He discovered it to be a large ship, to leeward of him some six or eight miles; he knew her to be a man-of-war, by the squareness of her yards, and who, as soon as she saw the Maraposa, took another pull at the lee-braces, and put her helm a little more a-lee; but she might as well have tried to sail in the teeth of a tornado as out-weather the schooner, though the accuracy with which she maintained her distance and position proved her to be a remarkably fast sailer. Willis had no fear of the ship overtaking him, and held on his course; day after day, for nearly a week, the two vessels were in the same relative position, almost on parallel lines, but between six and eight miles apart; both under all the sail they could carry. On the eighth day it fell dead calm, and both the ship and schooner lay motionless on the smooth water.
The scorching beams of an equatorial sun rendered the heat insufferable, even on deck; but in the hold of the slaver the heat and the stench were absolutely awful! and the poor negroes, nearly frantic, were continually shrieking for water and air.
Their cries brought them small relief. The attention of Willis and the crew was too much occupied by other matters, to pay any more attention to the blacks than see they were secure; for as soon as the wind died away, the ship had commenced getting out her boats. Already had Willis seen three of them lowered over, and he felt confident the captain of the sloop-of-war intended attacking him with the whole strength of his crew.
One! two! three! more boats he counted, as they swung an instant in the air, and then dropped in the water. Aided by his glass, he saw the men hurrying down the ship’s side to man them.
But he knew it was a work of time and labor to row eight miles in the intense heat, and it was not until he had seen the launch, four cutters, and even the gig, six boats in all, pull round the sloop’s bows, crowded with men, and forming a line, stretch out toward the Maraposa, that he commenced preparations to repel the attack.

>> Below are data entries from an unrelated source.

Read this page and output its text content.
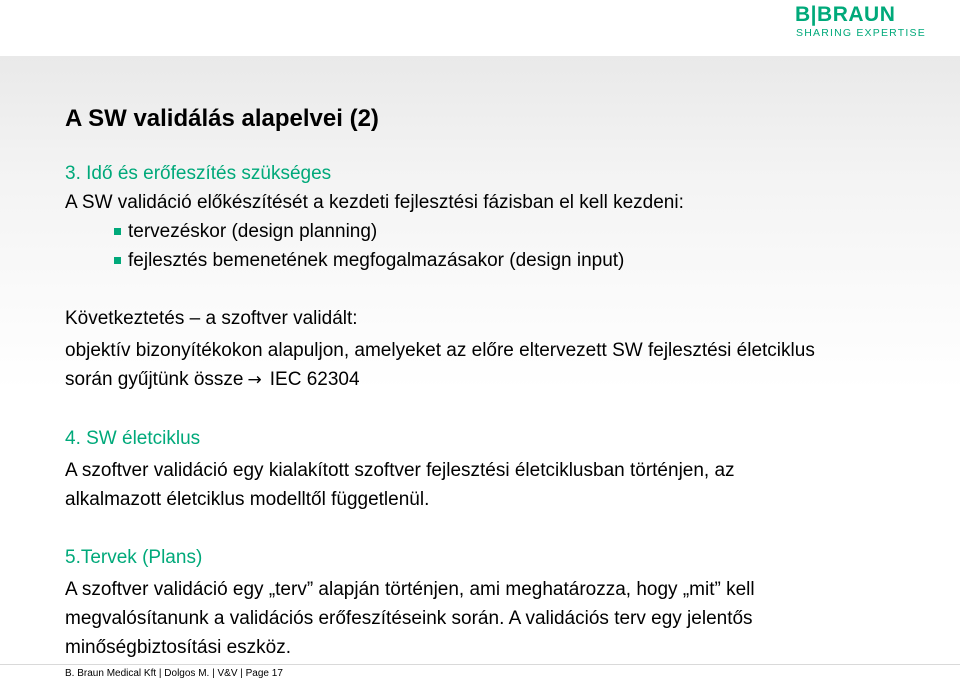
B|BRAUN
SHARING EXPERTISE
A SW validálás alapelvei (2)

3. Idő és erőfeszítés szükséges

A SW validáció előkészítését a kezdeti fejlesztési fázisban el kell kezdeni:

tervezéskor (design planning)

fejlesztés bemenetének megfogalmazásakor (design input)

Következtetés – a szoftver validált:

objektív bizonyítékokon alapuljon, amelyeket az előre eltervezett SW fejlesztési életciklus

során gyűjtünk össze → IEC 62304

4. SW életciklus

A szoftver validáció egy kialakított szoftver fejlesztési életciklusban történjen, az

alkalmazott életciklus modelltől függetlenül.

5.Tervek (Plans)

A szoftver validáció egy „terv” alapján történjen, ami meghatározza, hogy „mit” kell

megvalósítanunk a validációs erőfeszítéseink során. A validációs terv egy jelentős

minőségbiztosítási eszköz.

B. Braun Medical Kft | Dolgos M. | V&V | Page 17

The force approaching was formidable, nearly an hundred men, and the crew of the slaver, counting all hands, even Willis and the cook, was barely half the number.
The schooner, acting only on the defensive, and being so much higher out of the water than the boats, made this disparity in numbers less to be dreaded; and the confidence Willis had in his men, and they in him, made the slavers feel secure in the result of the approaching struggle; and it was with a loud and hearty shout that his crew answered, when Willis called —
“All hands to quarters!”
“Open the magazine! Trice up the boarding-nettings! and stand by, to give those English fools h—l! for meddling with what don’t concern them.”
These orders were soon obeyed, and the schooner with her six caronnades looking through the port-holes, double boarding-nettings triced up, and her desperate crew armed to the teeth, with calm, determined resolution printed on their countenances, quietly watching the coming foe, was the personification of men “grown old in desperate hardihood;” fortified with the determination of resisting to the death.